What those who braved the chill to watch Wie got was Q-School 101, a middle-of-the-fairway, take-no-chances exhibition that is not what the golf world has come to expect from the former world-beater-in-waiting but exactly what the Fall Classic demands.
Pretty simple really, said David Leadbetter, Wies longtime swing coach. The big thing this week is not to make mistakes. That will kill you at Q-School and she only made one (mistake) today.
The recipe for Q-School success may not be sexy, but it is efficient.
For the day, Wie hit just four drivers on the 6,473-yard layout, missed just nine fairways, most of which by less than 2 yards, and four greens on her way to an opening 69 and a tie for sixth in her quest to finish inside the top 20 after five rounds and end her vagabond, professional existence.
Although Wie declined to talk with the media after her round, her play spoke volumes.
Following a sloppy three-putt bogey at the 14th hole from 18 feet, Wie played the final four holes in 2 under (birdie-par-par-birdie). She capped her day with a 25 footer for birdie at the 18th that prompted a high-five with caddie Tim Vickers.
Theres no point looking at leaderboards here, youre really just chasing a score, said Leadbetter, who estimated his star pupil would need five rounds near 70 to earn a tour card.
For much of the day the 19 year old was nearly flawless, missing birdie putts from 12, 8 and 20 feet at her first three holes before getting into red numbers on the par-4 fifth after hitting her approach shot to 2 feet. The birdie, however, wasnt even good enough to earn Wie a skin, as fellow competitor Alison Walshe dropped her approach into the cup for an eagle-2.
For the rest of the day it was all Michelle, all the time.
Even Oyama, who began her day with a 5-under 31 on her first nine holes, played her round with virtually no fanfare. She was followed on the leaderboard by Japanese amateur Mika Miyazato, whose bogey-free 66 also featured an opening nine of 31. Both rounds came on the more user-friendly Champions layout.
I could be more aggressive, said Miyazato of the Champions Course which gave up three of the 17 lowest cards on Day 1. The Legends is more narrow and tight, so maybe that course I will try to play a little safer.

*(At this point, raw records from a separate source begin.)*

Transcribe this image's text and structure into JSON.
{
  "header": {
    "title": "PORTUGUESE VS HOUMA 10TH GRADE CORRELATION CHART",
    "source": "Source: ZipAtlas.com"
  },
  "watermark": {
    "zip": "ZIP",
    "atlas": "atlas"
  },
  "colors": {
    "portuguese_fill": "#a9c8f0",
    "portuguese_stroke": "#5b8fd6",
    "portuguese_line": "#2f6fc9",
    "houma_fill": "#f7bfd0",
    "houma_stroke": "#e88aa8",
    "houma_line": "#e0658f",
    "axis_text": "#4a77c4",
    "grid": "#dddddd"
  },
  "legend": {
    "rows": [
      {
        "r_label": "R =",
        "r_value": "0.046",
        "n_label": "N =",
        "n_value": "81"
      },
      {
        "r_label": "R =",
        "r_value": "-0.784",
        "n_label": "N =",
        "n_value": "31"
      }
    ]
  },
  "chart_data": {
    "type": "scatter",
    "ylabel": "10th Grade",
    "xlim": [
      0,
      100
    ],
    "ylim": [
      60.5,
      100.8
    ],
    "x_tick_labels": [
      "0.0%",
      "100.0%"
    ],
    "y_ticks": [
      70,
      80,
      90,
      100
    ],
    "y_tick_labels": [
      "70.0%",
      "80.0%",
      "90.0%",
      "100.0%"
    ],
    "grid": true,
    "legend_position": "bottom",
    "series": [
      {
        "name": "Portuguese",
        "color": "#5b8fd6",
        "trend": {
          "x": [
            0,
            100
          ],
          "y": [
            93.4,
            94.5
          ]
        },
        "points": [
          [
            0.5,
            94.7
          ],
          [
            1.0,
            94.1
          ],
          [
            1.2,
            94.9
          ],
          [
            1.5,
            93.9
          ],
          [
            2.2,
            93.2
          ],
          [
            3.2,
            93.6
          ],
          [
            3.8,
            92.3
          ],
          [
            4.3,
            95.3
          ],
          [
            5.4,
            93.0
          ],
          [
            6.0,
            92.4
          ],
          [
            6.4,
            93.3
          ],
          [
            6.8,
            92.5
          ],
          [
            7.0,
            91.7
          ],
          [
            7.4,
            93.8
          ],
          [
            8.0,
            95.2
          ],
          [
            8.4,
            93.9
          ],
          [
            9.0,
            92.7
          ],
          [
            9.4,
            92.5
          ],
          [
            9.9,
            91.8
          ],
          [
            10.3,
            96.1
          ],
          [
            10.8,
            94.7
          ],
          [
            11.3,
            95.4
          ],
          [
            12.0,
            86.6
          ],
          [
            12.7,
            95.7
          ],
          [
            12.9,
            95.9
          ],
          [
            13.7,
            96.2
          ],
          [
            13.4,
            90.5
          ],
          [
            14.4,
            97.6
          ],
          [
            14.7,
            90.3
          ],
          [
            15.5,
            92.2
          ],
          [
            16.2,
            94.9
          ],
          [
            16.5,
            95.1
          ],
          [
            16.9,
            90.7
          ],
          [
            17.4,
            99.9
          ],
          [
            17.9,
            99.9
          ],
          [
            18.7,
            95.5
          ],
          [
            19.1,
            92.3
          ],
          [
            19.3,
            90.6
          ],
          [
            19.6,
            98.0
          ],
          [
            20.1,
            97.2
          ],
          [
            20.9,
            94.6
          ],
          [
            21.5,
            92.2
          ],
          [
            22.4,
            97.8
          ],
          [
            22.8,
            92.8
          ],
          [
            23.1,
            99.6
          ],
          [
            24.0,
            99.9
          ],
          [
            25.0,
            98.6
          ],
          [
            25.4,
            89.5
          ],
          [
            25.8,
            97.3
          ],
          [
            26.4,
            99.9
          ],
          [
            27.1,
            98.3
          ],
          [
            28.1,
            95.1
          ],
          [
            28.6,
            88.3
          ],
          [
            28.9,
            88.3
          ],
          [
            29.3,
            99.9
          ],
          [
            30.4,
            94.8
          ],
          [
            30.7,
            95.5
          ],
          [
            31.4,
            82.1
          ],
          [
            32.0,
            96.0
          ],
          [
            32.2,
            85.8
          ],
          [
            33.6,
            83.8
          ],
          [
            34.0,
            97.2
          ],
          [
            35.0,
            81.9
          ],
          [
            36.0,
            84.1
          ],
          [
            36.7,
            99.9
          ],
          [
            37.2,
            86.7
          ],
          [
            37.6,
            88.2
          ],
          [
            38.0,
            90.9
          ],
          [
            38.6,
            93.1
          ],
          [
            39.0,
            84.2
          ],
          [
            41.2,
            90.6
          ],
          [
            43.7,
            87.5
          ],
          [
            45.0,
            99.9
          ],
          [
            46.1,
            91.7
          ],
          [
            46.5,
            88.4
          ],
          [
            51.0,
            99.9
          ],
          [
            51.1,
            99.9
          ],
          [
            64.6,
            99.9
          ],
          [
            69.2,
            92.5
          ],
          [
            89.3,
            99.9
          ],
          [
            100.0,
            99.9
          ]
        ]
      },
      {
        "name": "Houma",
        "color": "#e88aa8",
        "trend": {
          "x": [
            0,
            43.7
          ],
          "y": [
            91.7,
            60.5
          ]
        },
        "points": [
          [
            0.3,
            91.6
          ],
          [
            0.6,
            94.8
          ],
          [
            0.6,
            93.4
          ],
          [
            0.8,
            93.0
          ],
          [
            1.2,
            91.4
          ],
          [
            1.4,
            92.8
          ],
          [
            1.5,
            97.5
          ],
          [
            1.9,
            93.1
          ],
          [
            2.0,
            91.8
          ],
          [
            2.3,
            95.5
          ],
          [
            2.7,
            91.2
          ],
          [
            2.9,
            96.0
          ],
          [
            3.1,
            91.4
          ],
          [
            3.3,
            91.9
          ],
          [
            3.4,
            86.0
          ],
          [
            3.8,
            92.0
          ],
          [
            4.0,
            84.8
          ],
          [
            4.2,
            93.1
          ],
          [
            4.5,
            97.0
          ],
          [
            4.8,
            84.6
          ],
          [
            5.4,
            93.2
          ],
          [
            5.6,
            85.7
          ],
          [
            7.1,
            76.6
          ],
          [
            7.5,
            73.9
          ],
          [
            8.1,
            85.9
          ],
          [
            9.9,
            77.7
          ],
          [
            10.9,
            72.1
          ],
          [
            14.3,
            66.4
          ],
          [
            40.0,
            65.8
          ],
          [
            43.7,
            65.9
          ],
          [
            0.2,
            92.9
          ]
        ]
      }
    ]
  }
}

Wie seemed less concerned with safe play as she was with control. Despite morning temperatures that delayed the start of play by about an hour, Wie plodded her way around the pine-lined layout thanks to three-quarter swings and sawed-off follow throughs.
Truth is, if not for a frosty putter Wie would have exceeded her high-profile swing coaches expectations.
Thats as good as Ive ever seen her hit it, said Leadbetter, who spent the week before Q-School working with Wie at ChampionsGate in Orlando. She has really been looking forward to this.
After her opening effort, the central Florida galleries are likely looking forward to Wie getting her turn on the Champions Course on Day 2. And getting her chance to be aggressive.